Autoregressive Mixture Models for Dynamic Spatial Poisson Processes: Application to Tracking Intensity of Violent Crime

成果类型:
Article
署名作者:
Taddy, Matthew A.
署名单位:
University of Chicago
刊物名称:
JOURNAL OF THE AMERICAN STATISTICAL ASSOCIATION
ISSN/ISSBN:
0162-1459
DOI:
10.1198/jasa.2010.ap09655
发表日期:
2010
页码:
1403-1417
关键词:
point-processes dirichlet regression inference
摘要:
This article develops a set of tools for smoothing and prediction with dependent point event patterns. The methodology is motivated by the problem of tracking weekly maps of violent crime events, but is designed to be straightforward to adapt to a wide variety of alternative settings. In particular, a Bayesian semiparametric framework is introduced for modeling correlated time series of marked spatial Poisson processes. The likelihood is factored into two independent components: the set of total integrated intensities and a series of process densities.
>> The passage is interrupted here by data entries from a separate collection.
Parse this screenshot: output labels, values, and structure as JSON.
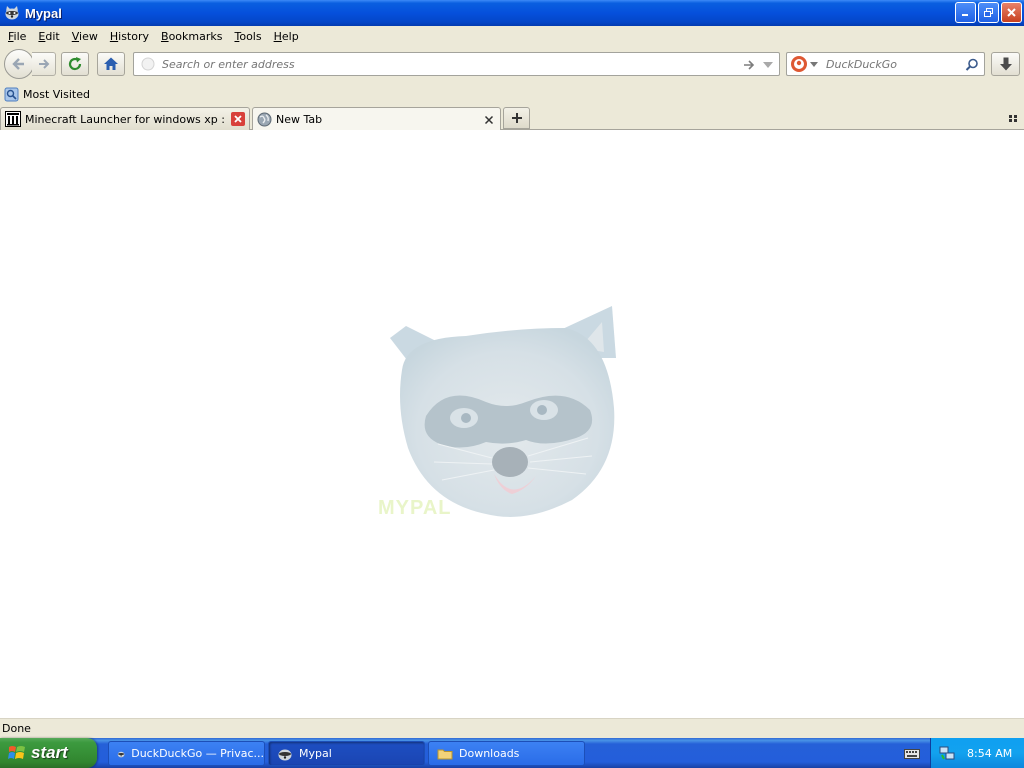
{
  "window": {
    "title": "Mypal"
  },
  "menu": {
    "items": [
      {
        "label": "File",
        "key": "F",
        "rest": "ile"
      },
      {
        "label": "Edit",
        "key": "E",
        "rest": "dit"
      },
      {
        "label": "View",
        "key": "V",
        "rest": "iew"
      },
      {
        "label": "History",
        "key": "H",
        "rest": "istory"
      },
      {
        "label": "Bookmarks",
        "key": "B",
        "rest": "ookmarks"
      },
      {
        "label": "Tools",
        "key": "T",
        "rest": "ools"
      },
      {
        "label": "Help",
        "key": "H",
        "rest": "elp"
      }
    ]
  },
  "navbar": {
    "address_placeholder": "Search or enter address",
    "search_engine": "DuckDuckGo",
    "search_placeholder": "DuckDuckGo"
  },
  "bookmarks": {
    "items": [
      {
        "label": "Most Visited",
        "icon": "bookmark-folder-icon"
      }
    ]
  },
  "tabs": [
    {
      "label": "Minecraft Launcher for windows xp : Fre...",
      "active": false,
      "icon": "archive-org-icon"
    },
    {
      "label": "New Tab",
      "active": true,
      "icon": "globe-icon"
    }
  ],
  "content": {
    "logo_text": "MYPAL"
  },
  "status": {
    "text": "Done"
  },
  "taskbar": {
    "start_label": "start",
    "tasks": [
      {
        "label": "DuckDuckGo — Privac...",
        "active": false,
        "icon": "mypal-icon"
      },
      {
        "label": "Mypal",
        "active": true,
        "icon": "mypal-icon"
      },
      {
        "label": "Downloads",
        "active": false,
        "icon": "folder-icon"
      }
    ],
    "clock": "8:54 AM"
  },
  "colors": {
    "titlebar": "#0550dc",
    "chrome": "#ece9d8",
    "taskbar": "#245edb",
    "start": "#3c9a3f"
  }
}
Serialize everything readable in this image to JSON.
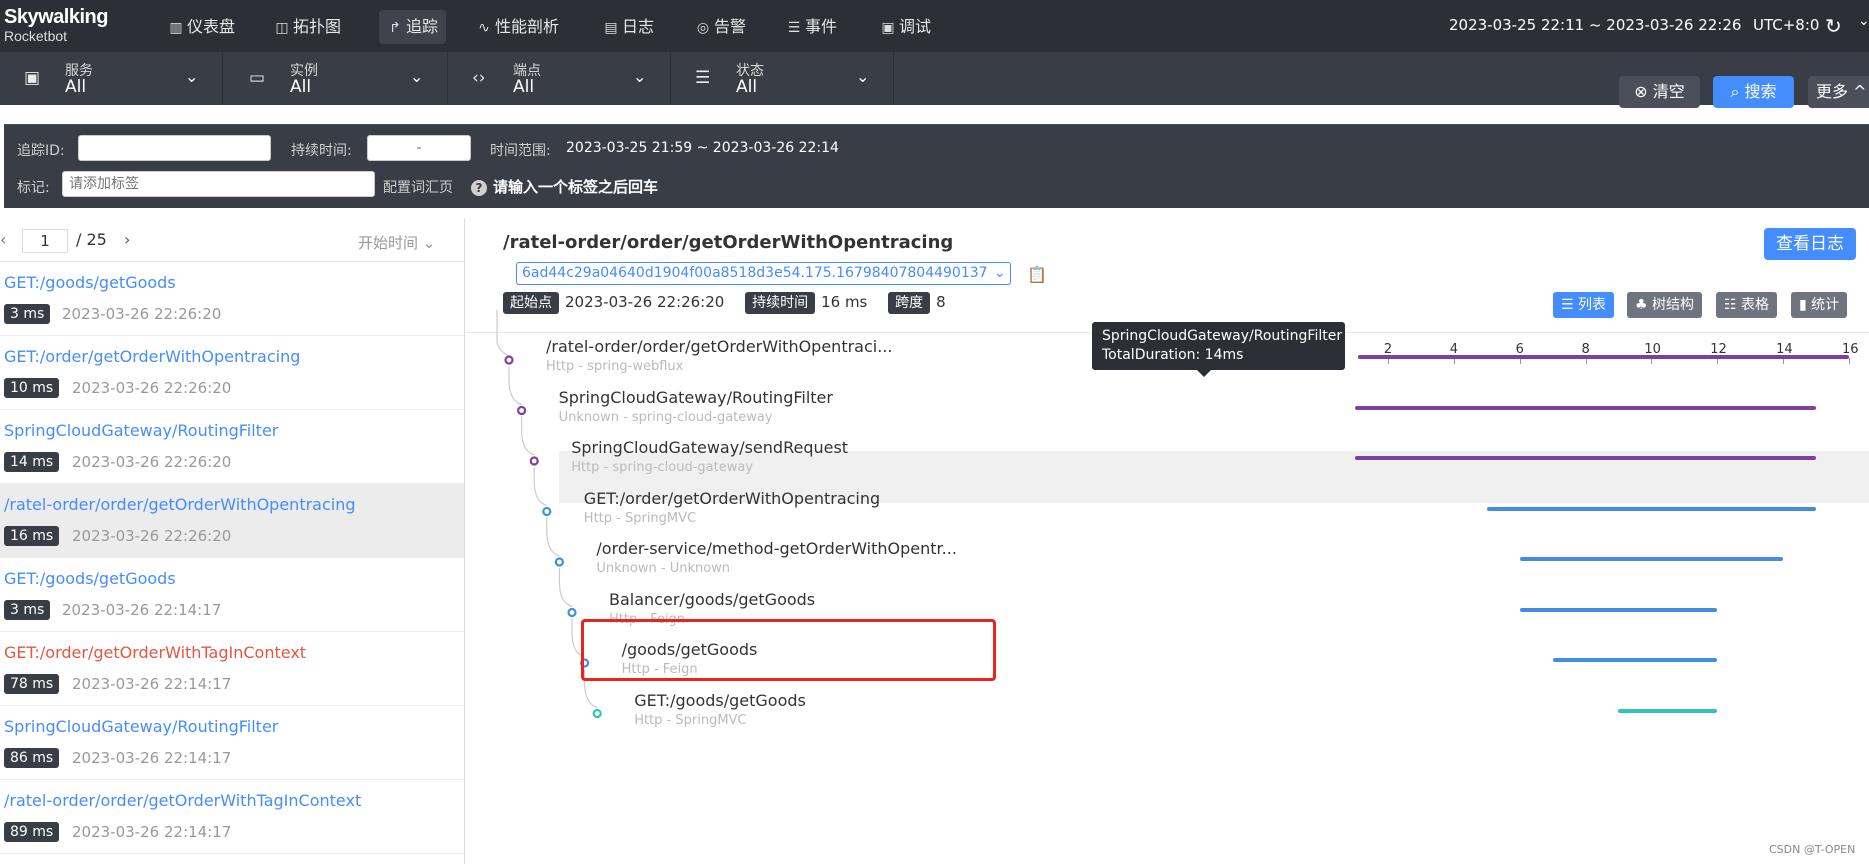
{
  "header": {
    "logo_title": "Skywalking",
    "logo_sub": "Rocketbot",
    "nav": [
      {
        "label": "仪表盘",
        "icon": "dashboard-icon",
        "glyph": "▥"
      },
      {
        "label": "拓扑图",
        "icon": "topology-icon",
        "glyph": "◫"
      },
      {
        "label": "追踪",
        "icon": "trace-icon",
        "glyph": "↱"
      },
      {
        "label": "性能剖析",
        "icon": "profile-icon",
        "glyph": "∿"
      },
      {
        "label": "日志",
        "icon": "log-icon",
        "glyph": "▤"
      },
      {
        "label": "告警",
        "icon": "alarm-icon",
        "glyph": "◎"
      },
      {
        "label": "事件",
        "icon": "event-icon",
        "glyph": "☰"
      },
      {
        "label": "调试",
        "icon": "debug-icon",
        "glyph": "▣"
      }
    ],
    "active_nav": "追踪",
    "date_range": "2023-03-25 22:11 ~ 2023-03-26 22:26",
    "timezone": "UTC+8:0"
  },
  "filters": [
    {
      "label": "服务",
      "value": "All",
      "icon": "service-icon"
    },
    {
      "label": "实例",
      "value": "All",
      "icon": "instance-icon"
    },
    {
      "label": "端点",
      "value": "All",
      "icon": "endpoint-icon"
    },
    {
      "label": "状态",
      "value": "All",
      "icon": "status-icon"
    }
  ],
  "actions": {
    "clear": "清空",
    "search": "搜索",
    "more": "更多"
  },
  "search": {
    "trace_id_label": "追踪ID:",
    "trace_id_value": "",
    "duration_label": "持续时间:",
    "duration_placeholder": "-",
    "time_range_label": "时间范围:",
    "time_range_value": "2023-03-25 21:59 ~ 2023-03-26 22:14",
    "tags_label": "标记:",
    "tags_placeholder": "请添加标签",
    "config_label": "配置词汇页",
    "tags_help": "请输入一个标签之后回车"
  },
  "pager": {
    "current": "1",
    "total": "/ 25",
    "sort": "开始时间"
  },
  "traces": [
    {
      "name": "GET:/goods/getGoods",
      "duration": "3 ms",
      "time": "2023-03-26 22:26:20",
      "error": false,
      "selected": false
    },
    {
      "name": "GET:/order/getOrderWithOpentracing",
      "duration": "10 ms",
      "time": "2023-03-26 22:26:20",
      "error": false,
      "selected": false
    },
    {
      "name": "SpringCloudGateway/RoutingFilter",
      "duration": "14 ms",
      "time": "2023-03-26 22:26:20",
      "error": false,
      "selected": false
    },
    {
      "name": "/ratel-order/order/getOrderWithOpentracing",
      "duration": "16 ms",
      "time": "2023-03-26 22:26:20",
      "error": false,
      "selected": true
    },
    {
      "name": "GET:/goods/getGoods",
      "duration": "3 ms",
      "time": "2023-03-26 22:14:17",
      "error": false,
      "selected": false
    },
    {
      "name": "GET:/order/getOrderWithTagInContext",
      "duration": "78 ms",
      "time": "2023-03-26 22:14:17",
      "error": true,
      "selected": false
    },
    {
      "name": "SpringCloudGateway/RoutingFilter",
      "duration": "86 ms",
      "time": "2023-03-26 22:14:17",
      "error": false,
      "selected": false
    },
    {
      "name": "/ratel-order/order/getOrderWithTagInContext",
      "duration": "89 ms",
      "time": "2023-03-26 22:14:17",
      "error": false,
      "selected": false
    }
  ],
  "detail": {
    "title": "/ratel-order/order/getOrderWithOpentracing",
    "trace_id": "6ad44c29a04640d1904f00a8518d3e54.175.16798407804490137",
    "view_logs": "查看日志",
    "start_label": "起始点",
    "start_value": "2023-03-26 22:26:20",
    "duration_label": "持续时间",
    "duration_value": "16 ms",
    "spans_label": "跨度",
    "spans_value": "8",
    "views": [
      "列表",
      "树结构",
      "表格",
      "统计"
    ],
    "active_view": "列表"
  },
  "timeline": {
    "ticks": [
      "0",
      "2",
      "4",
      "6",
      "8",
      "10",
      "12",
      "14",
      "16"
    ],
    "max_ms": 16
  },
  "spans": [
    {
      "name": "/ratel-order/order/getOrderWithOpentraci...",
      "sub": "Http - spring-webflux",
      "start_ms": 1.1,
      "end_ms": 16.0,
      "color": "#7e3fa0",
      "node_color": "#7e3fa0",
      "highlighted": false
    },
    {
      "name": "SpringCloudGateway/RoutingFilter",
      "sub": "Unknown - spring-cloud-gateway",
      "start_ms": 1.0,
      "end_ms": 15.0,
      "color": "#7e3fa0",
      "node_color": "#7e3fa0",
      "highlighted": true
    },
    {
      "name": "SpringCloudGateway/sendRequest",
      "sub": "Http - spring-cloud-gateway",
      "start_ms": 1.0,
      "end_ms": 15.0,
      "color": "#7e3fa0",
      "node_color": "#7e3fa0",
      "highlighted": false
    },
    {
      "name": "GET:/order/getOrderWithOpentracing",
      "sub": "Http - SpringMVC",
      "start_ms": 5.0,
      "end_ms": 15.0,
      "color": "#448dde",
      "node_color": "#448dde",
      "highlighted": false
    },
    {
      "name": "/order-service/method-getOrderWithOpentr...",
      "sub": "Unknown - Unknown",
      "start_ms": 6.0,
      "end_ms": 14.0,
      "color": "#448dde",
      "node_color": "#448dde",
      "highlighted": false
    },
    {
      "name": "Balancer/goods/getGoods",
      "sub": "Http - Feign",
      "start_ms": 6.0,
      "end_ms": 12.0,
      "color": "#448dde",
      "node_color": "#448dde",
      "highlighted": false
    },
    {
      "name": "/goods/getGoods",
      "sub": "Http - Feign",
      "start_ms": 7.0,
      "end_ms": 12.0,
      "color": "#448dde",
      "node_color": "#448dde",
      "highlighted": false
    },
    {
      "name": "GET:/goods/getGoods",
      "sub": "Http - SpringMVC",
      "start_ms": 9.0,
      "end_ms": 12.0,
      "color": "#2ec4b6",
      "node_color": "#2ec4b6",
      "highlighted": false
    }
  ],
  "tooltip": {
    "name": "SpringCloudGateway/RoutingFilter",
    "duration": "TotalDuration: 14ms"
  },
  "watermark": "CSDN @T-OPEN"
}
For the former it is assumed that Poisson intensities arc realizations from a dynamic linear model. In the latter case, a novel class of dependent stick-breaking mixture models are proposed to allow nonparametric density estimates to evolve in discrete time. This, a simple and flexible new model for dependent random distributions, is based on autoregressive time series of marginally beta random variables applied as correlated stick-breaking proportions. The approach allows for marginal Dirichlet process priors at each time and adds only a single new correlation term to the static model specification. Sequential Monte Carlo algorithms are described for online inference with each model component, and marginal likelihood calculations form the basis for inference about parameters governing temporal dynamics. Simulated examples are provided to illustrate the methodology, and we close with results for the motivating application of tracking violent crime in Cincinnati.